“How much did you give them, young Santa Claus?” I asked, when he had me out in the rain again.
“About one thousand three hundred dollars. I can’t stop to calculate it for you in pounds or francs. I’m too excited. Oh, how wet you are, poor Man! And all for me! But wasn’t it splendid! And I just know that baby’ll be better to-morrow. You see if she isn’t.”
She was. The news was brought to us early in the morning by a poor man half out of his wits with joy and gratitude.
[Illustration]
CHAPTER XVII
The Little Game of Flirtation
“To take your lovers on the
road with you, for all that you
leave them behind you.”
—WALT
WHITMAN.
The Contessa had to be pacified, but she adored romance, and she was pleased to say that the story of the bag, lost and found, which I—not the Boy—told her, came under that category. She was in the best of tempers for a day of travelling, and saw us off, before her friends were dressed and ready to begin their drive to Chamounix.
“They are taking as long as they can, on purpose,” she whispered to me, with the air of a naughty child planning mischief behind the backs of its elders. “Anything to keep me to themselves and away from you! But you are walking, and the way is uphill for a very long time, so the hotel people say. We shall catch you up, and just to spite the Di Nivolis, if nothing more, I shall beg first one of you, then the other, to let me give you a lift. Neither of you must refuse, or I shall cry, and no man has ever made me cry yet.”
“I’m sure no man ever will,” I answered promptly.
“And no boy?” she asked, with a long-lashed glance at my companion, who had given no answer save a smile.
“I wonder how you would look when you cried, Contessa?” was the only reply the little wretch deigned, but instead of offending, it appeared to amuse her. She watched our cavalcade out of the hotel garden (the ruecksack once more on Souris’ faithless back), and the silver bells of her laughter lightly rang us down the road.
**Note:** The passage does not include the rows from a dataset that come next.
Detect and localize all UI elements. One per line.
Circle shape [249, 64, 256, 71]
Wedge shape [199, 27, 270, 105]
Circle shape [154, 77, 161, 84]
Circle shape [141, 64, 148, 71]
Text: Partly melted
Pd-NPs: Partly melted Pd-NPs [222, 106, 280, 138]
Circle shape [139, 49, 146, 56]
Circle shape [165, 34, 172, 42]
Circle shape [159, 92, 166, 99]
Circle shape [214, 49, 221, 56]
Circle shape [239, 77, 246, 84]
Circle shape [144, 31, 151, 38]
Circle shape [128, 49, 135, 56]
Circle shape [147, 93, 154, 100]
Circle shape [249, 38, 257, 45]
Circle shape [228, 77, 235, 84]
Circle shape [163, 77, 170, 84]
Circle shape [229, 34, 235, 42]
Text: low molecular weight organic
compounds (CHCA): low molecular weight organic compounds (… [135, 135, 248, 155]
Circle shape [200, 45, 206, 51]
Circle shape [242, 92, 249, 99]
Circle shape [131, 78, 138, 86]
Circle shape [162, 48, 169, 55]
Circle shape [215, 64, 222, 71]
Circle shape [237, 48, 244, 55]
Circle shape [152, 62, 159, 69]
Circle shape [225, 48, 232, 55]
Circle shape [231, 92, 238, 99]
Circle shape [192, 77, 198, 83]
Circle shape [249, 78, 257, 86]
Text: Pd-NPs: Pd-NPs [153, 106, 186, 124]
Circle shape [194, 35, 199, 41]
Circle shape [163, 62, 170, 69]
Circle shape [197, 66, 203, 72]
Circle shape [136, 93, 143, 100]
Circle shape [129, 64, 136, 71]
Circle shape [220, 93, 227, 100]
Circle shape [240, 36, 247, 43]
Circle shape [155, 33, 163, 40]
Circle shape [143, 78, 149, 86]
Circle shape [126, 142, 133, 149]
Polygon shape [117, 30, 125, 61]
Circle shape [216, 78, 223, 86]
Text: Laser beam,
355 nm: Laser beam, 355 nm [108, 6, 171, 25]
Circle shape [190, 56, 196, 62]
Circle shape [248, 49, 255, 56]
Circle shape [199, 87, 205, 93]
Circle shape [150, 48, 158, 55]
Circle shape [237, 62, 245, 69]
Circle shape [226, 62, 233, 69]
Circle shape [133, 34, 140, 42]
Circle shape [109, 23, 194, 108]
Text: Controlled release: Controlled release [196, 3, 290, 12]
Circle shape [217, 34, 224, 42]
Again we had to pass through Martigny Bourg, and presently, turning aside from the road which had led me to the Grand St. Bernard, we took the way on the right, almost at once feeling the rise of the hill. Steeper and steeper it grew, and warmer and warmer we, though the day was young. Often we were glad of the excuse the view gave us to stop and look back, down into the wide bowl of the Rhone Valley, with a heat-haze of quivering blue, creating an effect of great distance, like a “gauze drop” on the stage.
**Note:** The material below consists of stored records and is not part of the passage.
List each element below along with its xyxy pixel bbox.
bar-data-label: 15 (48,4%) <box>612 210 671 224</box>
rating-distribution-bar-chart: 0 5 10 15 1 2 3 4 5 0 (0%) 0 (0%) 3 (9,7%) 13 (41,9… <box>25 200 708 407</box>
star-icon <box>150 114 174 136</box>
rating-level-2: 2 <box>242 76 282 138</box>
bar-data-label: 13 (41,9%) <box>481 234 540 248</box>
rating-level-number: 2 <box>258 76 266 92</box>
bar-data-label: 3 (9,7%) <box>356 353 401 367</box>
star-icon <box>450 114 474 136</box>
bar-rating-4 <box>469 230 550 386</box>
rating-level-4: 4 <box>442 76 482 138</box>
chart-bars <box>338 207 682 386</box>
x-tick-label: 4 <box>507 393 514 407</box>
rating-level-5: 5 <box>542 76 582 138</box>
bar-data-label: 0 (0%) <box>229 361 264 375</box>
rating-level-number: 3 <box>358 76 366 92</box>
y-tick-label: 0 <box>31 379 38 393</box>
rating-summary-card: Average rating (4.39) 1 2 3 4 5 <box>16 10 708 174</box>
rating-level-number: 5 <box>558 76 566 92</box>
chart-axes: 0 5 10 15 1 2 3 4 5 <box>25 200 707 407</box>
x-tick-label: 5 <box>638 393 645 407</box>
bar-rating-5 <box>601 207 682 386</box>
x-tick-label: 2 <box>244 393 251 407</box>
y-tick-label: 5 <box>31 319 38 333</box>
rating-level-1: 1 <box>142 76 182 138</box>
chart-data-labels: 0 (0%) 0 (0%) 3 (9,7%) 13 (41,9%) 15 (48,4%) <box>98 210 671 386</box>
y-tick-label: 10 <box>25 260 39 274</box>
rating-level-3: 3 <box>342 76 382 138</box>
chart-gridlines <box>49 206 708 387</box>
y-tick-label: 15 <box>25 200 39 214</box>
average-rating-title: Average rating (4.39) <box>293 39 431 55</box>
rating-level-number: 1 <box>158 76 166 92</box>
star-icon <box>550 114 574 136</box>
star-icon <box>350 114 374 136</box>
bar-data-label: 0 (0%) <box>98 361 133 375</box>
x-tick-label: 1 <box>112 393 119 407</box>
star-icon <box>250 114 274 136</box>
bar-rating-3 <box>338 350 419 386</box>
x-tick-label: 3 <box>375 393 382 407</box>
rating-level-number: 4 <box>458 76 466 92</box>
Surely this was the longest lull on earth, and when we reached the top—if we ever did—we should find that we had been climbing Jack’s Beanstalk, coming out into a different world! Up and up we dragged for hours, the Boy determined not to take to donkey-back, despite the protestations of Innocentina, emphatic, but slightly modified by constant association with the man she was engaged in converting.